9R-Phenyl-9-deoxyquinine (2b): Under inert gas (Ar), a sodium hydride dispersion (60% in mineral oil, 195 mg, 4.9 mmol, 5 equiv) was dissolved in DMSO (9 mL) over 1.5 h at 65 °C and cooled to room temperature.
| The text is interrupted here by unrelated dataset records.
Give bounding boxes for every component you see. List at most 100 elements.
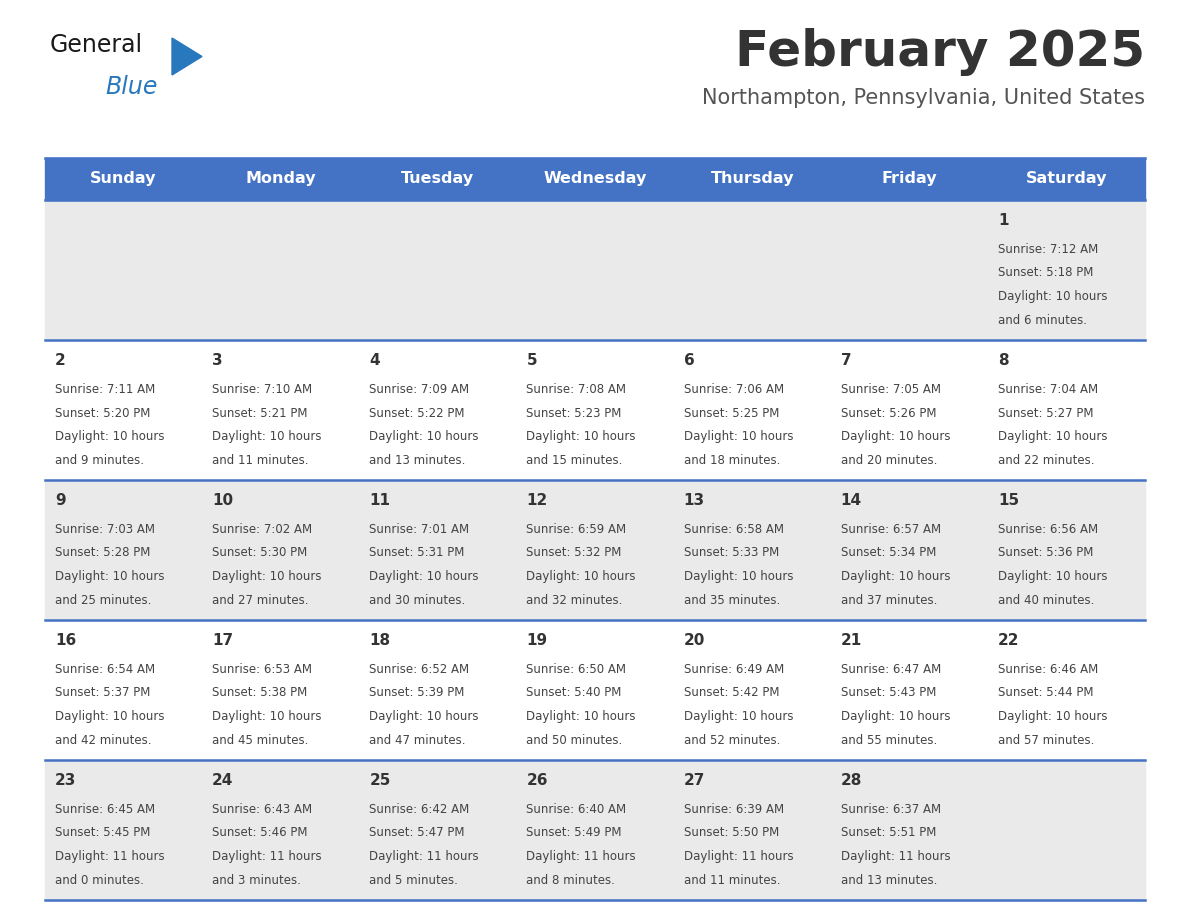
Text: and 5 minutes.: and 5 minutes.	[369, 874, 459, 887]
Text: Sunset: 5:34 PM: Sunset: 5:34 PM	[841, 546, 936, 559]
Text: Daylight: 10 hours: Daylight: 10 hours	[998, 290, 1107, 303]
Text: and 8 minutes.: and 8 minutes.	[526, 874, 615, 887]
Text: and 35 minutes.: and 35 minutes.	[683, 594, 779, 607]
Text: Daylight: 10 hours: Daylight: 10 hours	[841, 710, 950, 723]
Text: Daylight: 11 hours: Daylight: 11 hours	[213, 850, 322, 863]
Text: 17: 17	[213, 633, 233, 648]
Polygon shape	[172, 38, 202, 75]
Text: 25: 25	[369, 773, 391, 788]
Text: Sunset: 5:37 PM: Sunset: 5:37 PM	[55, 687, 151, 700]
Text: 28: 28	[841, 773, 862, 788]
Text: and 15 minutes.: and 15 minutes.	[526, 453, 623, 466]
Text: Daylight: 10 hours: Daylight: 10 hours	[841, 570, 950, 583]
Text: Sunrise: 6:58 AM: Sunrise: 6:58 AM	[683, 523, 784, 536]
Text: Blue: Blue	[105, 75, 157, 99]
Text: Saturday: Saturday	[1025, 172, 1107, 186]
Text: Sunrise: 6:46 AM: Sunrise: 6:46 AM	[998, 663, 1098, 676]
Text: 8: 8	[998, 353, 1009, 368]
Text: Sunset: 5:42 PM: Sunset: 5:42 PM	[683, 687, 779, 700]
Text: 4: 4	[369, 353, 380, 368]
Text: Sunrise: 6:56 AM: Sunrise: 6:56 AM	[998, 523, 1098, 536]
Text: Sunrise: 7:03 AM: Sunrise: 7:03 AM	[55, 523, 154, 536]
Text: and 27 minutes.: and 27 minutes.	[213, 594, 309, 607]
Text: Sunrise: 6:40 AM: Sunrise: 6:40 AM	[526, 803, 626, 816]
Bar	[45, 340, 1145, 480]
Text: Daylight: 10 hours: Daylight: 10 hours	[998, 570, 1107, 583]
Text: Daylight: 10 hours: Daylight: 10 hours	[213, 430, 322, 443]
Text: Daylight: 11 hours: Daylight: 11 hours	[683, 850, 794, 863]
Text: Sunset: 5:18 PM: Sunset: 5:18 PM	[998, 266, 1093, 279]
Text: 14: 14	[841, 493, 861, 508]
Text: 13: 13	[683, 493, 704, 508]
Bar	[45, 760, 1145, 900]
Text: Sunrise: 6:37 AM: Sunrise: 6:37 AM	[841, 803, 941, 816]
Text: Daylight: 10 hours: Daylight: 10 hours	[369, 430, 479, 443]
Text: 5: 5	[526, 353, 537, 368]
Text: and 13 minutes.: and 13 minutes.	[369, 453, 466, 466]
Text: Daylight: 10 hours: Daylight: 10 hours	[683, 710, 794, 723]
Text: Sunrise: 7:11 AM: Sunrise: 7:11 AM	[55, 383, 156, 396]
Text: Daylight: 10 hours: Daylight: 10 hours	[526, 430, 636, 443]
Text: 1: 1	[998, 213, 1009, 228]
Text: Sunrise: 7:05 AM: Sunrise: 7:05 AM	[841, 383, 941, 396]
Text: Daylight: 10 hours: Daylight: 10 hours	[841, 430, 950, 443]
Text: and 9 minutes.: and 9 minutes.	[55, 453, 144, 466]
Text: Daylight: 11 hours: Daylight: 11 hours	[526, 850, 636, 863]
Text: Sunset: 5:20 PM: Sunset: 5:20 PM	[55, 407, 151, 420]
Text: Sunrise: 7:01 AM: Sunrise: 7:01 AM	[369, 523, 469, 536]
Text: Sunrise: 6:49 AM: Sunrise: 6:49 AM	[683, 663, 784, 676]
Text: Sunrise: 7:02 AM: Sunrise: 7:02 AM	[213, 523, 312, 536]
Text: 3: 3	[213, 353, 223, 368]
Text: Daylight: 11 hours: Daylight: 11 hours	[841, 850, 950, 863]
Text: Daylight: 10 hours: Daylight: 10 hours	[55, 430, 164, 443]
Text: Sunset: 5:33 PM: Sunset: 5:33 PM	[683, 546, 779, 559]
Bar	[45, 480, 1145, 620]
Text: Sunset: 5:27 PM: Sunset: 5:27 PM	[998, 407, 1093, 420]
Text: Daylight: 10 hours: Daylight: 10 hours	[55, 570, 164, 583]
Text: 15: 15	[998, 493, 1019, 508]
Text: Daylight: 11 hours: Daylight: 11 hours	[369, 850, 479, 863]
Text: and 52 minutes.: and 52 minutes.	[683, 733, 781, 746]
Text: Sunset: 5:43 PM: Sunset: 5:43 PM	[841, 687, 936, 700]
Text: Daylight: 10 hours: Daylight: 10 hours	[213, 710, 322, 723]
Text: and 22 minutes.: and 22 minutes.	[998, 453, 1094, 466]
Text: Friday: Friday	[881, 172, 937, 186]
Text: Sunrise: 7:06 AM: Sunrise: 7:06 AM	[683, 383, 784, 396]
Text: Sunrise: 6:57 AM: Sunrise: 6:57 AM	[841, 523, 941, 536]
Text: Sunset: 5:30 PM: Sunset: 5:30 PM	[213, 546, 308, 559]
Bar	[45, 200, 1145, 340]
Text: Sunset: 5:49 PM: Sunset: 5:49 PM	[526, 826, 623, 839]
Text: 10: 10	[213, 493, 233, 508]
Text: Sunrise: 7:09 AM: Sunrise: 7:09 AM	[369, 383, 469, 396]
Text: and 3 minutes.: and 3 minutes.	[213, 874, 301, 887]
Text: Sunrise: 6:52 AM: Sunrise: 6:52 AM	[369, 663, 469, 676]
Text: Sunset: 5:38 PM: Sunset: 5:38 PM	[213, 687, 308, 700]
Text: Sunset: 5:36 PM: Sunset: 5:36 PM	[998, 546, 1093, 559]
Text: Daylight: 10 hours: Daylight: 10 hours	[683, 570, 794, 583]
Text: Sunrise: 6:42 AM: Sunrise: 6:42 AM	[369, 803, 469, 816]
Text: Sunday: Sunday	[90, 172, 157, 186]
Text: Sunset: 5:26 PM: Sunset: 5:26 PM	[841, 407, 936, 420]
Text: Daylight: 10 hours: Daylight: 10 hours	[526, 710, 636, 723]
Text: 12: 12	[526, 493, 548, 508]
Text: Daylight: 10 hours: Daylight: 10 hours	[998, 430, 1107, 443]
Text: Sunrise: 6:43 AM: Sunrise: 6:43 AM	[213, 803, 312, 816]
Text: General: General	[50, 33, 143, 57]
Text: Sunset: 5:31 PM: Sunset: 5:31 PM	[369, 546, 465, 559]
Text: and 20 minutes.: and 20 minutes.	[841, 453, 937, 466]
Text: Northampton, Pennsylvania, United States: Northampton, Pennsylvania, United States	[702, 88, 1145, 108]
Text: 27: 27	[683, 773, 704, 788]
Text: and 0 minutes.: and 0 minutes.	[55, 874, 144, 887]
Text: Sunset: 5:47 PM: Sunset: 5:47 PM	[369, 826, 465, 839]
Text: and 57 minutes.: and 57 minutes.	[998, 733, 1094, 746]
Text: and 6 minutes.: and 6 minutes.	[998, 314, 1087, 327]
Text: Monday: Monday	[246, 172, 316, 186]
Text: Sunset: 5:45 PM: Sunset: 5:45 PM	[55, 826, 151, 839]
Text: Sunset: 5:40 PM: Sunset: 5:40 PM	[526, 687, 621, 700]
Text: 9: 9	[55, 493, 65, 508]
Text: Daylight: 10 hours: Daylight: 10 hours	[998, 710, 1107, 723]
Text: and 11 minutes.: and 11 minutes.	[683, 874, 781, 887]
Text: Sunrise: 6:50 AM: Sunrise: 6:50 AM	[526, 663, 626, 676]
Text: Sunset: 5:51 PM: Sunset: 5:51 PM	[841, 826, 936, 839]
Text: Daylight: 11 hours: Daylight: 11 hours	[55, 850, 165, 863]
Then a solution of 9S-deoxy-9-phenylquinine (2a, 395 mg, 1.03 mmol) in DMSO (1.8 mL) was added and the mixture stirred for 25 min. Then ice was added and the mixture diluted with Et₂O (20 mL), and washed with brine (5 × 25 mL), dried over Na₂SO₄ and evaporated to give 322 mg of a 2a:2b mixture, 38:62 by ¹H NMR integration. Careful separation by chromatography (AcOEt/MTBE/MeOH, 10:10:1) gave 45 mg of pure 2b (11%) as an off-white amorphous solid, the remaining 2b was received in a mixture with 2a. ¹H NMR (300 MHz, CDCl₃) δ 8.80 (d, J = 4.6 Hz, 1H), 7.96 (d, J = 9.2 Hz, 1H), 7.57 (d, J = 4.6 Hz, 1H), 7.42 (d, J = 2.6 Hz, 1H), 7.34 (d, J = 8.2 Hz, 2H), 7.27 (dd, J = 9.2, 2.6 Hz, 1H), 7.24 (t, J = 8.0 Hz, 2H), 7.13 (tt, J = 7.6, 1.3 Hz, 1H), 5.92 (ddd, J = 17.4, 10.2, 7.4 Hz,1H), 5.09–5.00 (m, 2H), 4.63 (d, J = 11.3 Hz, 1H), 3.90 (s, 3H), 3.73–3.63 (m, 1H), 3.19 (dd, J = 13.7, 9.9 Hz, 1H), 2.99–2.89 (m, 1H), 2.80–2.88 (m, 1H), 2.61–2.50 (m, 1H), 2.33–2.22 (m, 1H), 1.79–1.76 (m, 1H), 1.72–1.43 (m, 4H), 1.29–1.21 (m, 1H) ppm; ¹³C NMR (75.5 MHz, CDCl₃) δ 157.5, 147.8, 146.9, 144.9, 142.1, 140.7, 131.9, 129.0, 128.6, 128.4, 126.9, 120.5, 119.7, 114.7, 102.0, 58.3, 56.2, 55.5, 50.2, 41.0, 39.8, 28.1, 28.0, 27.9 ppm.